We all need an outlet outside of our day to day to refuel, re-calibrate, inspire and keep us reaching. That’s what travel is for me.
You’re an advocate for film. For the non-photographers and filmmakers out there, what does film have that digital or smartphone cameras just don’t?
I love film for its fallibility and that it begs you to be thoughtful. With digital, you can just shoot a million frames and count on one being decent. But film is a much more meditative, precious form of creating. I also love that it doesn’t come with the instant gratification that we’re so used to.
What was the first camera you ever owned or shot with? What do you use now?

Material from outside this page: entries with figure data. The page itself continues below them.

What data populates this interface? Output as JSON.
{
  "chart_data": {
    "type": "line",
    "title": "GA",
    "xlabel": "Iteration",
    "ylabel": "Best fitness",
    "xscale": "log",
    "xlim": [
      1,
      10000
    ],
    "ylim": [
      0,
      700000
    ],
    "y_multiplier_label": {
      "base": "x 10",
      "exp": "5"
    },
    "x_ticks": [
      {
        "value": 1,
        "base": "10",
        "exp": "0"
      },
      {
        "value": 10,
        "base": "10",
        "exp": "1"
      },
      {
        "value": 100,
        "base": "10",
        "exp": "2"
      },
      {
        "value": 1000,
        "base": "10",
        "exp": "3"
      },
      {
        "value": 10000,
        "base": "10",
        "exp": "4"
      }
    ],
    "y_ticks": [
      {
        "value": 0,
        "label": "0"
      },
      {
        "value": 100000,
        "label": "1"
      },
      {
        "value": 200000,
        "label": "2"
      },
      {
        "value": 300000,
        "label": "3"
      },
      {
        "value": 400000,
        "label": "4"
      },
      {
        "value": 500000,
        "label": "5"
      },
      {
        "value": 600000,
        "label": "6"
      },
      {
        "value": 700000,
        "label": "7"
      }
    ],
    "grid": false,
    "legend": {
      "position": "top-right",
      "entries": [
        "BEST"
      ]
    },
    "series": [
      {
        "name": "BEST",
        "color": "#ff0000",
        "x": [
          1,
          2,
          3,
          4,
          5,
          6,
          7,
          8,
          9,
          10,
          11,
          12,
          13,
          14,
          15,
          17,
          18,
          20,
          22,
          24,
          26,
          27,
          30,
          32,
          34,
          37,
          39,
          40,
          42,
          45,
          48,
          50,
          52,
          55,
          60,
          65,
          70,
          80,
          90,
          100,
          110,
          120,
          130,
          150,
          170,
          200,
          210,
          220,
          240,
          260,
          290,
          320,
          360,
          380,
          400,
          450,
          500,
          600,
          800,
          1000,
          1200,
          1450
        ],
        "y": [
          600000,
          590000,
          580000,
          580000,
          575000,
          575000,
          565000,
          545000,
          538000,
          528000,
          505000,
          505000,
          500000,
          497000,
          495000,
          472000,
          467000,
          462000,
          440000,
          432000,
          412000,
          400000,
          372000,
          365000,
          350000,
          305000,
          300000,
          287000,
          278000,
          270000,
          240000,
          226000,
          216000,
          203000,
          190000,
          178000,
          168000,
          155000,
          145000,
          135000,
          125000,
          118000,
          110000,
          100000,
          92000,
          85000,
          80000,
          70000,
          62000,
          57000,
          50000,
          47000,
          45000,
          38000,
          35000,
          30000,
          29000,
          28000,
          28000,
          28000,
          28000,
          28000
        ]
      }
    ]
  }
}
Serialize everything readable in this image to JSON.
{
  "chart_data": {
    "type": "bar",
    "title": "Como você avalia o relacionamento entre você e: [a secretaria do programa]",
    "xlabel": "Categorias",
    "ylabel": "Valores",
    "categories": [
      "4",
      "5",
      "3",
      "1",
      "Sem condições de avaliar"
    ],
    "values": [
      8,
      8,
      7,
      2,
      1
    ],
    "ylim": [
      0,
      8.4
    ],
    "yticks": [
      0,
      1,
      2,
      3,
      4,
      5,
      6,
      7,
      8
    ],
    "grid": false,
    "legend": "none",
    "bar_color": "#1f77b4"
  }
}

The Yashica T5 has always been my favorite but I also love the Canon AE and Olympus Stylus Epic for photos and my Canon Super 8 and Panasonic VHS camera for filming.
Was there an actor, director or photographer that has especially influenced you?
Oh, so many. Francesca Woodman, Éric Rohmer, Andrea Arnold, Agnès Varda, Chris Marker, Xavier Dolan, Mike Mills, Miranda July, Joe Swanberg, Robert Altman, Jacob Holdt, (William) Eggleston, Yasujirō Ozu, Sebastião Salgado, to name a few.
And as for your work, do you have any particular subjects you especially enjoy shooting and why?
I love trying to capture loose, fragmented portraits of places I travel.
You recently self-published Psychogenic Fugue. Tell us what the creative process was like. What does the title mean to you?
So a Psychogenic Fugue is defined as: a rare psychiatric disorder characterized by temporary amnesia for personal identity. The state can last days, months or longer and usually involves unplanned travel or wandering, and is sometimes accompanied by the establishment of a new identity — which, kinda sums up my 20’s (not in the literal sense of course). I feel like a lot of the photos I have taken up until now, were mostly I think, about escapism — running — not necessarily away from anything, just, the act of seeking, exploring, disappearing. The desperation and curiosity to let go of who you think you are and venturing into the unknown. So last year, I went through all the photos I had accumulated throughout the last decade and curated a little photo book of my favorites and that’s why I chose that title for the series.
If you could have dinner with anyone, dead or alive, who would it be and why? What would be on the menu?
Rev. Martin Luther King Jr. because he’s the best human to ever live. And I’d make handmade butternut squash ravioli. Or actually, maybe we’d just order in Thai. Less pressure.
What’s the one thing about you few people know?
I … speak french?
What do you like most about yourself? What do you like most in others?
I’m insatiably curious and never bored … honest … write a killer love letter … throw a mean dinner party.
As for others, same shit probably: humor, honesty, passion, curiosity, loyalty, thoughtfulness.
What motivates you in work or in life?
Share a guilty pleasure.
What are you working on right now?
I’ve been writing a bunch of projects and am in preproduction for my next film I’m shooting end of this month.
Nice! Name three items in your closet most special to you.
I’m really not attached to much stuff anymore. I keep a stuffed animal named Binny in my closet that I’ve had since I was born though — does that count? He got moved there after a few too many people pointed out that it was like, pretty strange to sleep with a stuffed animal at my age…
Yes, Binny totally counts. And what advice would you give your younger self?
Start making things right now, don’t give a fuck and don’t stop and DON’T PLUCK YOUR EYEBROWS.
What’s something you do when no one is watching?
Have full-blown conversations with my dog.
What keeps you up at night?
The crazy state of the world. What I wanna make next. But mostly just my dog snoring which kinda sounds like a wheezing panda.